Er gab vor, Shinyas Hals zu küssen und zog den Jüngeren schließlich auf seinen Schoss. Shinya quietschte und schlang die Arme um Ryutaros Hals, um nicht das Gleichgewicht zu verlieren. Ryutaro nahm Shinya in den Arm und grinste ihn verschmitzt an. Eine Weile taten sie so, als würden sie sich wild befummeln und küssten, dann griff der Ältere nach Shinyas Hüfte. Er begann ihre Körper in einem Rhythmus zu bewegen, dass es so aussah, als würden sie sich aneinander reiben. Shinya presste sich an Ryutaro, sein Gesicht an dessen Hals und begann zu kichern, als er Ryutaro stöhnen hörte.

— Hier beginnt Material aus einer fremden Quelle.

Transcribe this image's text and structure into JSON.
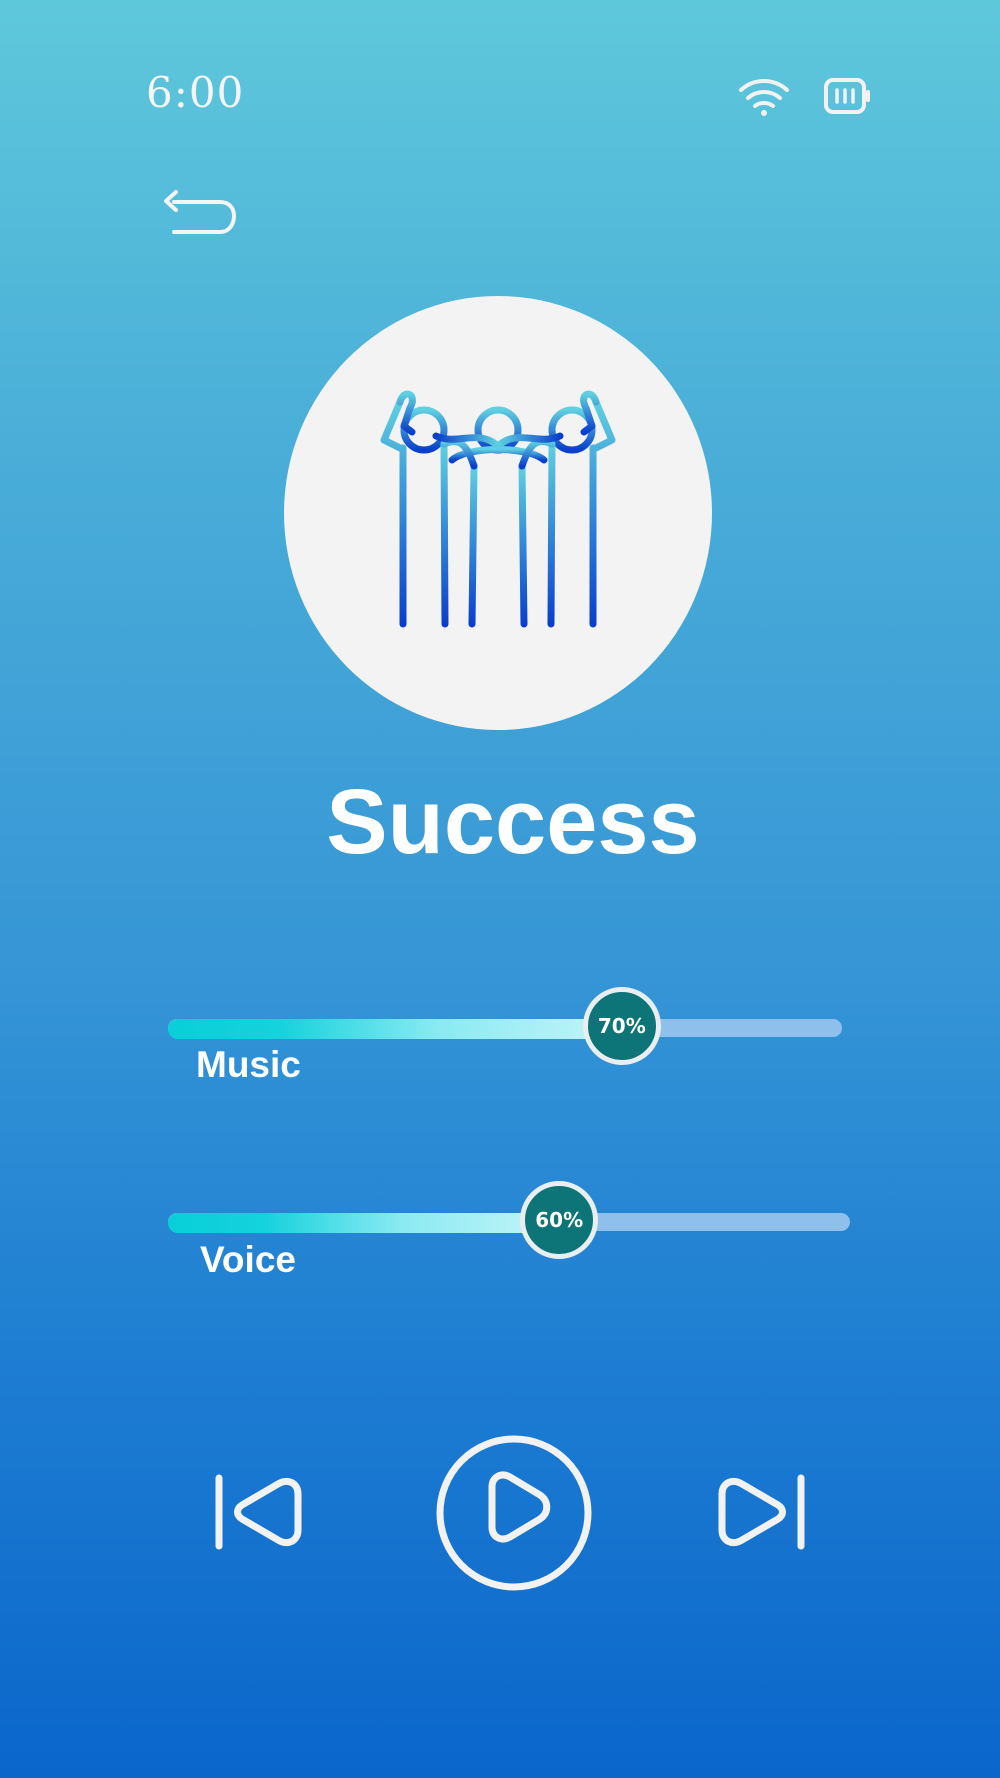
{
  "status_bar": {
    "time": "6:00",
    "wifi_icon": "wifi-icon",
    "battery_icon": "battery-icon"
  },
  "navigation": {
    "back_icon": "back-arrow-icon"
  },
  "track": {
    "title": "Success",
    "artwork_icon": "people-celebrating-icon"
  },
  "sliders": {
    "music": {
      "label": "Music",
      "value": 70,
      "value_text": "70%"
    },
    "voice": {
      "label": "Voice",
      "value": 60,
      "value_text": "60%"
    }
  },
  "controls": {
    "previous_icon": "skip-previous-icon",
    "play_icon": "play-icon",
    "next_icon": "skip-next-icon"
  },
  "colors": {
    "background_top": "#5ec8db",
    "background_bottom": "#0a66cb",
    "thumb": "#0d7577",
    "fill_start": "#08cfd9",
    "track": "#8fc0ec",
    "icon_stroke": "#f2f2f2"
  }
}
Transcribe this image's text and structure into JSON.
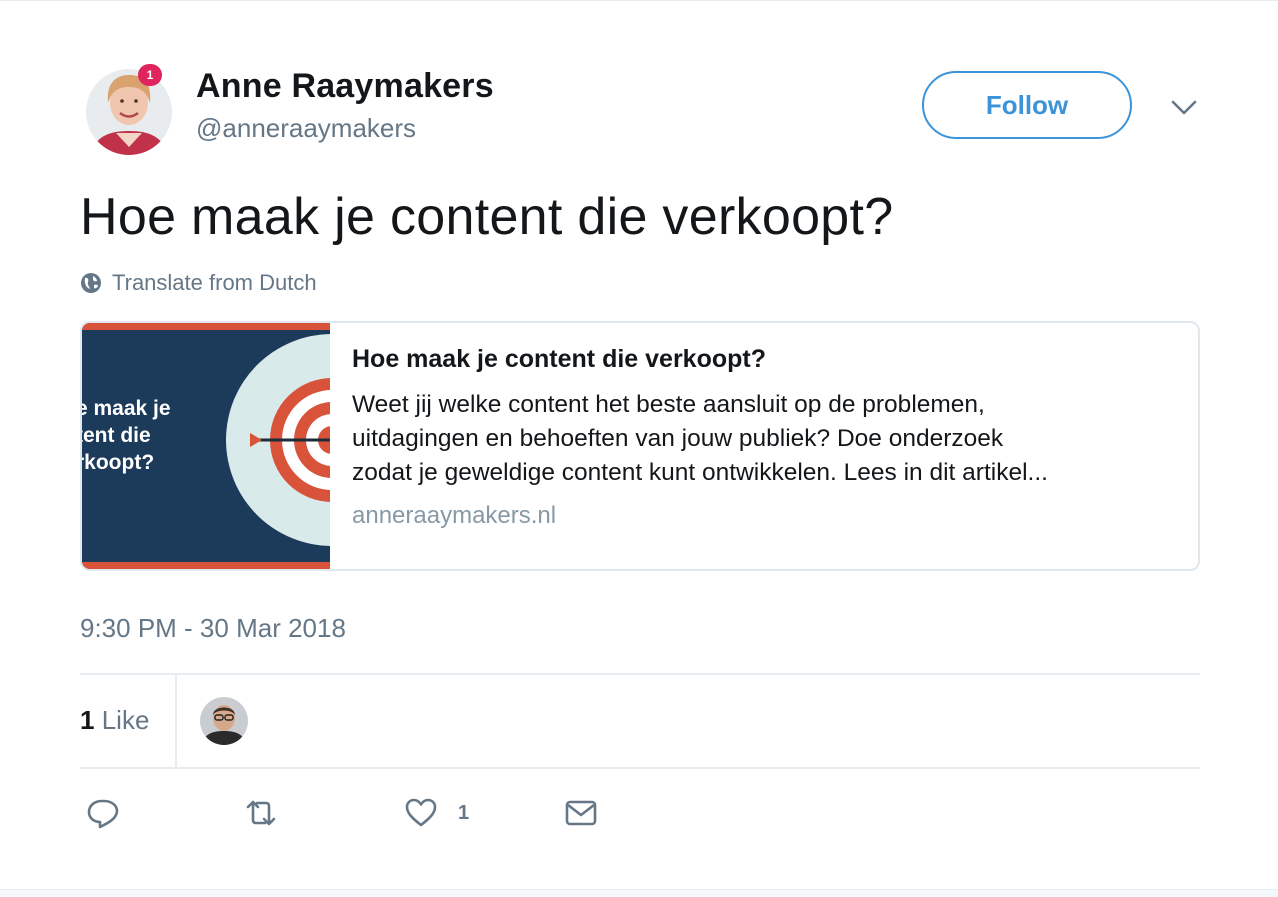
{
  "user": {
    "display_name": "Anne Raaymakers",
    "handle": "@anneraaymakers",
    "notification_count": "1"
  },
  "header": {
    "follow_label": "Follow"
  },
  "tweet": {
    "text": "Hoe maak je content die verkoopt?",
    "translate_label": "Translate from Dutch",
    "timestamp": "9:30 PM - 30 Mar 2018"
  },
  "card": {
    "image_text": [
      "e maak je",
      "tent die",
      "rkoopt?"
    ],
    "title": "Hoe maak je content die verkoopt?",
    "description_lines": [
      "Weet jij welke content het beste aansluit op de problemen,",
      "uitdagingen en behoeften van jouw publiek? Doe onderzoek",
      "zodat je geweldige content kunt ontwikkelen. Lees in dit artikel..."
    ],
    "domain": "anneraaymakers.nl"
  },
  "stats": {
    "like_count": "1",
    "like_label": "Like"
  },
  "actions": {
    "reply_icon": "reply-icon",
    "retweet_icon": "retweet-icon",
    "like_icon": "heart-icon",
    "like_count": "1",
    "dm_icon": "envelope-icon"
  },
  "colors": {
    "accent": "#3b94d9",
    "muted": "#657786",
    "badge": "#e0245e",
    "card_navy": "#1c3a5a",
    "card_red": "#d8533a"
  }
}
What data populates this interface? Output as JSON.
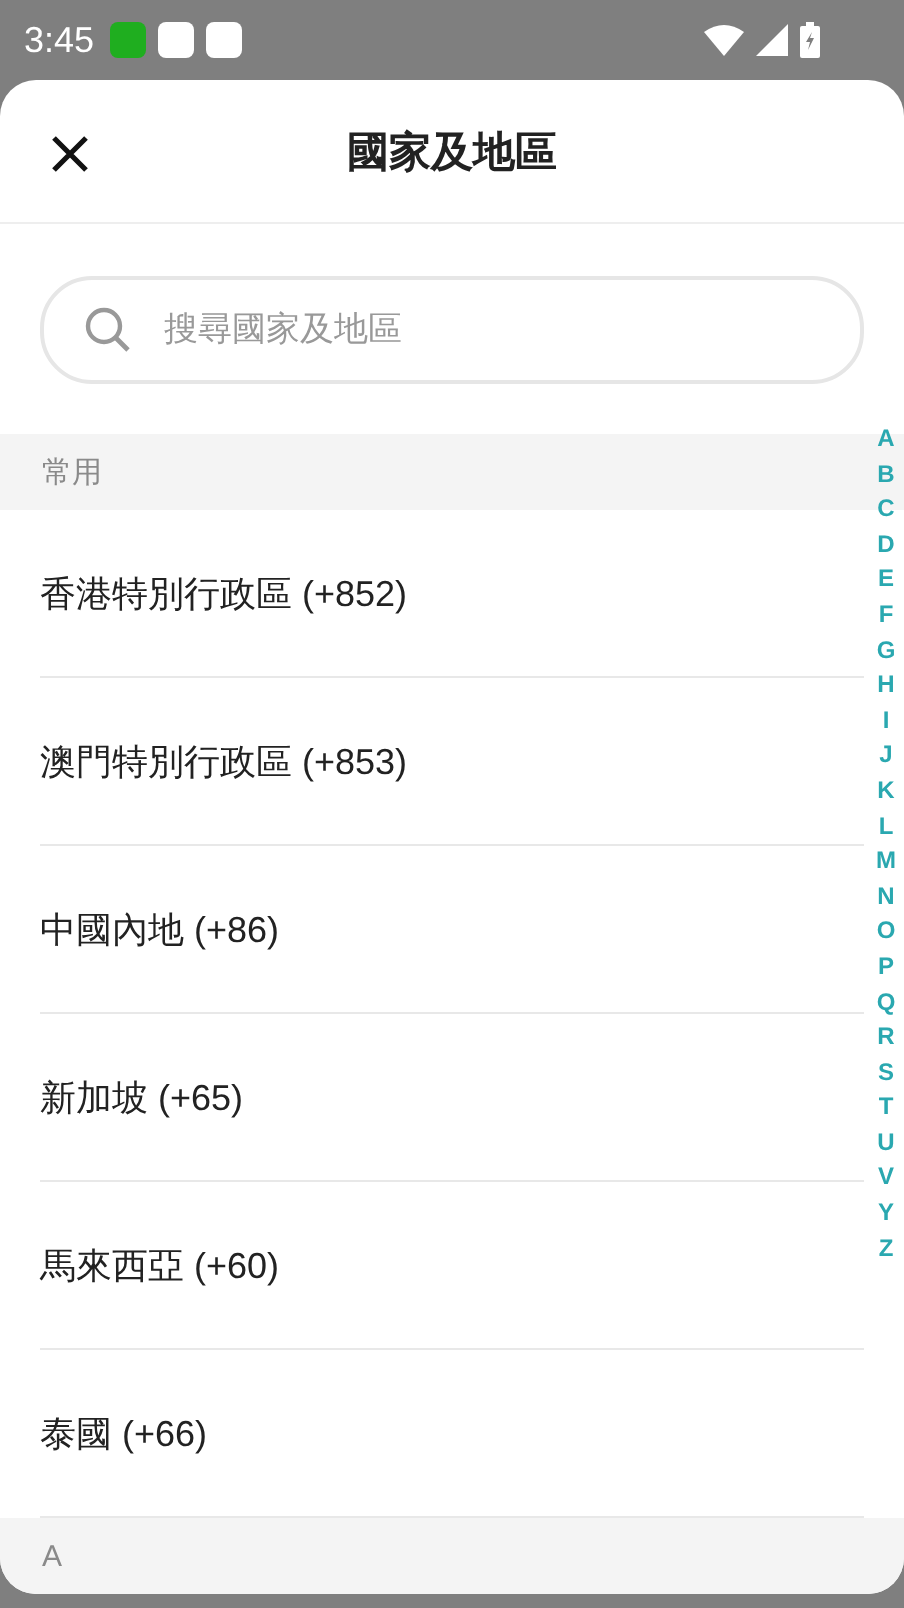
{
  "status_bar": {
    "time": "3:45"
  },
  "header": {
    "title": "國家及地區"
  },
  "search": {
    "placeholder": "搜尋國家及地區"
  },
  "sections": [
    {
      "title": "常用",
      "items": [
        {
          "label": "香港特別行政區 (+852)"
        },
        {
          "label": "澳門特別行政區 (+853)"
        },
        {
          "label": "中國內地 (+86)"
        },
        {
          "label": "新加坡 (+65)"
        },
        {
          "label": "馬來西亞 (+60)"
        },
        {
          "label": "泰國 (+66)"
        }
      ]
    },
    {
      "title": "A"
    }
  ],
  "index": [
    "A",
    "B",
    "C",
    "D",
    "E",
    "F",
    "G",
    "H",
    "I",
    "J",
    "K",
    "L",
    "M",
    "N",
    "O",
    "P",
    "Q",
    "R",
    "S",
    "T",
    "U",
    "V",
    "Y",
    "Z"
  ]
}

„Mmmm... Shinya... Shinya...“

Taro machte weiter und Shinya kicherte immer noch. Ab und zu wimmerte und stöhnte er leise auf, um Ryutaro zu unterstützen. Dann warf der Vokalist den Kopf zurück und stöhnte laut. Shinya stimmte ein und beide täuschten kunstvoll einen Orgasmus vor. Eine Weile saßen sie noch aufeinander und keuchten laut, um den richtigen Eindruck zu bewahren. Dann stand Shinya auf und zog den Älteren mit sich. Sie zogen sich ihre Mäntel an, bezahlten und liefen hinaus auf die Straße. Kaum standen sie draußen, begannen sie auch schon zu lachen. Sie lachten und benahmen sich so ausgelassen, wie Kinder. Taro warf seine Arme um Shinya und hob ihn in die Luft. Sie drehten sich im Kreis und als Shinya wieder festen Boden unter den Füßen hatte, rannte er los. Sein Freund folgte ihm.

In einem kleinen Park holte er Shinya ein, riss ihn herum und drückte ihn gegen den nächsten Baum. Shinya schaute so erschrocken, dass Ryutaro ihn sofort losließ.

„Sorry...“, murmelte er und senkte den Kopf.

„Schon gut...“ Shinya nahm seine Hand. „Na, was ist? Bringst du mich noch nach Hause?“

Ryutaro blinzelte überrascht. „Äh...ja! Sehr gerne!“

Shinya grinste und hakte sich bei Ryutaro unter. Sie gingen durch die Nacht. Ihr Wohnviertel war nicht weit entfernt. Wenn Shinya fror, presste er sich einfach dichter an den anderen. Sie sagten kein Wort, sondern fühlten einfach nur die Anwesenheit des anderen. Gerade das war eine sehr intime Art der Verständigung für sie.

Doch schließlich standen sie vor dem Penthouse, indem Shinya wohnte.

„ich komme noch kurz mit hoch, ja? Ich will sicher sein, dass du auch in deiner Wohnung ankommst...“

 

Oben schloss Shinya die Tür auf und lächelte Taro an.

„Warte einen Moment...“

Shinya verschwand kurz und kam mit einem langen, bunten Schal zurück. Er band ihn Ryutaro um den Hals.

„Hier! Damit du dich nicht erkältest! Und vielen Dank, für den schönen Abend!“

„Ich bedanke mich für den Schal, Shinchan...“, flüsterte der Vokalist zärtlich, beugte sich vor und gab dem Drummer einen sanften Kuss auf die Lippen. „Schlaf gut. Wir sehen uns sicher irgendwann wieder...“

Dann ging er. Shinya blieb in der Tür stehen, bis die Schritte des anderen im Treppenhaus verhallt waren. Sorgsam schloss er die Tür, schob den Riegel davor und sank langsam auf den Boden. Seine Wangen glühten und sein Herz schlug wie verrückt. Er würde Ryutaro wiedersehen. Das war sicher. Und noch etwas anderes war sicher.

Shinya hatte sich verliebt!

 

~owari~

 

Fertig!!! Juhuuuu!! Den größten Teil habe ich in der Schule geschrieben. Ich schreibe nämlich meistens vor, müsst ihr wissen. ^^ Nyu, und erwischt haben sie mich, Kami sei Dank, noch nicht, wenn ich in Mathe oder Erdkunde oder Englisch mal wieder Fanfics schreibe.

Ich hoffe, sie gefällt euch. Besonders dir, Evil! Ich mag sie sehr! Vielleicht etwas kurz, aber ich darf auch mal faul sein! Trotzdem ich weiß nicht genau, ob ich das jetzt einfach so im Raum stehen lassen oder weiterschreiben soll... Was meint ihr?

Jaaa, und am 26.11 kriege ich endlich meine Flat und kann viel öfters zu Animexx und mich mehr mit allem befassen. Dann schreibe ich auch öfters zurück, versprochen! ^^ *froi* Viel Spaß noch!!